Regardless of intent, the operational model of APs is fundamentally reshaping Bitcoin’s market landscape.

  1. Migration of Price Discovery: Bitcoin’s marginal pricing power is shifting from traditional spot exchanges to deeper, more professional futures and derivatives markets. Spot ETF flows now reflect "allocation demand" rather than "immediate buying power."
  2. Changing Volatility Profile: Despite the price pullback, Bitcoin’s volatility continues its long-term decline, approaching levels seen in gold and the S&P 500. This "maturation" is closely tied to institution-driven trading structures focused on hedging and arbitrage.
  3. Evolving Market Participants: While price action remains subdued, Bitcoin adoption is advancing on all fronts. Registered investment advisors have net bought for eight consecutive quarters, and 29 out of the top 30 US RIAs now hold Bitcoin allocations. Institutions are accumulating at record pace, mainly through ETF channels, representing millions of ordinary investors indirectly holding Bitcoin via pension and brokerage accounts.

Scenario Projections: Multiple Paths Forward

Given the current structural features, the market may evolve along several scenarios:

  • Scenario One: Steady-State Evolution (Most Likely)

Existing regulatory frameworks and market structures persist. APs’ roles become more entrenched, and Bitcoin ETFs serve as the standard gateway for traditional finance entering crypto. The correlation between price volatility and ETF inflows continues to weaken, market efficiency improves, but the dramatic price surges driven by spot ETF launches are unlikely to repeat. Prices will increasingly reflect macro liquidity and futures market positioning.

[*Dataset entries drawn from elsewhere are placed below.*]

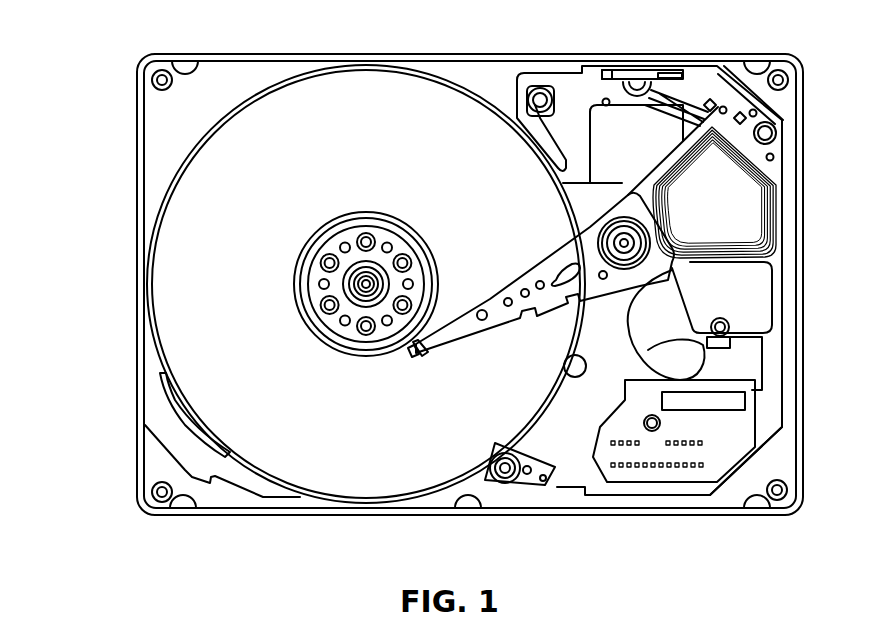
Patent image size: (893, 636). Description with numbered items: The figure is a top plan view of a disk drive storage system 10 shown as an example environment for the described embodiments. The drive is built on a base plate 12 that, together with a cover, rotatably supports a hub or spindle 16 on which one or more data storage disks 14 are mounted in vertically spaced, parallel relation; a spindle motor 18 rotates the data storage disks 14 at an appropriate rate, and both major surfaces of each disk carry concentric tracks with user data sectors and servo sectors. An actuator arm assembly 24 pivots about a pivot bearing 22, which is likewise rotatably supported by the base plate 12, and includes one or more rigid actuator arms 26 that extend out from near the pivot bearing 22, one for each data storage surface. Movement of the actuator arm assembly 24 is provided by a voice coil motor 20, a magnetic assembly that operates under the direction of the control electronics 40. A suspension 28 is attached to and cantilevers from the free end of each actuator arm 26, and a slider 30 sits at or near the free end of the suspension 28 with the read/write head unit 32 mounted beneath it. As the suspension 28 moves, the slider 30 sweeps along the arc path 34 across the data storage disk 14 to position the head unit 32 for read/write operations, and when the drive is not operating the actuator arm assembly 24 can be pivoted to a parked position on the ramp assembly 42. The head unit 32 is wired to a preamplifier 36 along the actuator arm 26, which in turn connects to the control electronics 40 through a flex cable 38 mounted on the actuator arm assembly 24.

The disk drive storage system 10 is at (122, 110).
The base plate 12 is at (280, 55).
The data storage disk 14 is at (376, 100).
The spindle 16 is at (388, 215).
The spindle motor 18 is at (350, 268).
The voice coil motor 20 is at (730, 208).
The pivot bearing 22 is at (642, 240).
The actuator arm assembly 24 is at (548, 255).
The actuator arm 26 is at (520, 312).
The suspension 28 is at (458, 298).
The slider 30 is at (436, 349).
The head unit 32 is at (410, 354).
The arc path 34 is at (487, 434).
The preamplifier 36 is at (637, 303).
The flex cable 38 is at (670, 378).
The control electronics 40 is at (660, 475).
The ramp assembly 42 is at (522, 480).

  • Scenario Two: Regulatory Intervention (Moderate Likelihood)

If extreme volatility or liquidity crises occur, regulators (SEC, CFTC) may revisit APs’ regulatory exemptions. Disclosure requirements for derivative positions could tighten, or new restrictions might be imposed on physical creation and redemption processes. This could trigger major structural shifts and short-term price shocks.

  • Scenario Three: Innovative Breakthrough (Less Likely but Far-Reaching)

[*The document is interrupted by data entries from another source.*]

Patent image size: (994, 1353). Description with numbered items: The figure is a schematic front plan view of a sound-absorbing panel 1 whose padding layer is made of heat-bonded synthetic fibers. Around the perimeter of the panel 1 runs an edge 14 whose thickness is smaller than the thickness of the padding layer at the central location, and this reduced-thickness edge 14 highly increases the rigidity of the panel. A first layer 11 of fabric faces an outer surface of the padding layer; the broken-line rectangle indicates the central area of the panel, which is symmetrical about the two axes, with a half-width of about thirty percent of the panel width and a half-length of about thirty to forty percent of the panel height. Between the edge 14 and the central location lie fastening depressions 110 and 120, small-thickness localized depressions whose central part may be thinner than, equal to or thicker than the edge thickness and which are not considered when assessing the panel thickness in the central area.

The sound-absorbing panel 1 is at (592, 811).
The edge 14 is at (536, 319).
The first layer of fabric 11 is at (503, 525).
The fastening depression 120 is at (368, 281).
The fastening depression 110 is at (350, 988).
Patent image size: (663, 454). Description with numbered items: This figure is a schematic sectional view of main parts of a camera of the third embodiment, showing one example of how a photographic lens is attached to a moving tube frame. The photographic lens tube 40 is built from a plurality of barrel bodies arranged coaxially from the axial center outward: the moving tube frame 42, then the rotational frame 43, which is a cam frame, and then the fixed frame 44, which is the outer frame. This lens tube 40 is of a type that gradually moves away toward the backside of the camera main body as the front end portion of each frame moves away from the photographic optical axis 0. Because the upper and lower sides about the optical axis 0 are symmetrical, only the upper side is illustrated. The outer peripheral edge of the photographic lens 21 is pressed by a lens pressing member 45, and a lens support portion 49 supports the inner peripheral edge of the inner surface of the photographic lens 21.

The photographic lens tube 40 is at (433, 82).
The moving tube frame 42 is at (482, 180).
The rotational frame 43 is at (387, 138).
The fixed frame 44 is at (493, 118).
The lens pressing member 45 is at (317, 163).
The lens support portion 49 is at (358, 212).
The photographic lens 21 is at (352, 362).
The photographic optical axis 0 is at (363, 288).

As Bitcoin gains recognition as "primary collateral" (with institutions like Wells Fargo already accepting Bitcoin ETF shares as loan collateral), the market could enter a new credit expansion cycle. Bitcoin would evolve from "digital gold" to a foundational liquidity layer in the financial system, fundamentally reshaping its pricing logic. The current micro-level AP debates would be overshadowed by broader macro narratives.

In summary, authorized participants aren’t the "villains" trying to suppress Bitcoin’s price, but their structural position objectively makes them key players rewriting the market’s rules. Understanding their game theory is crucial to grasping Bitcoin’s trajectory in the post-ETF era.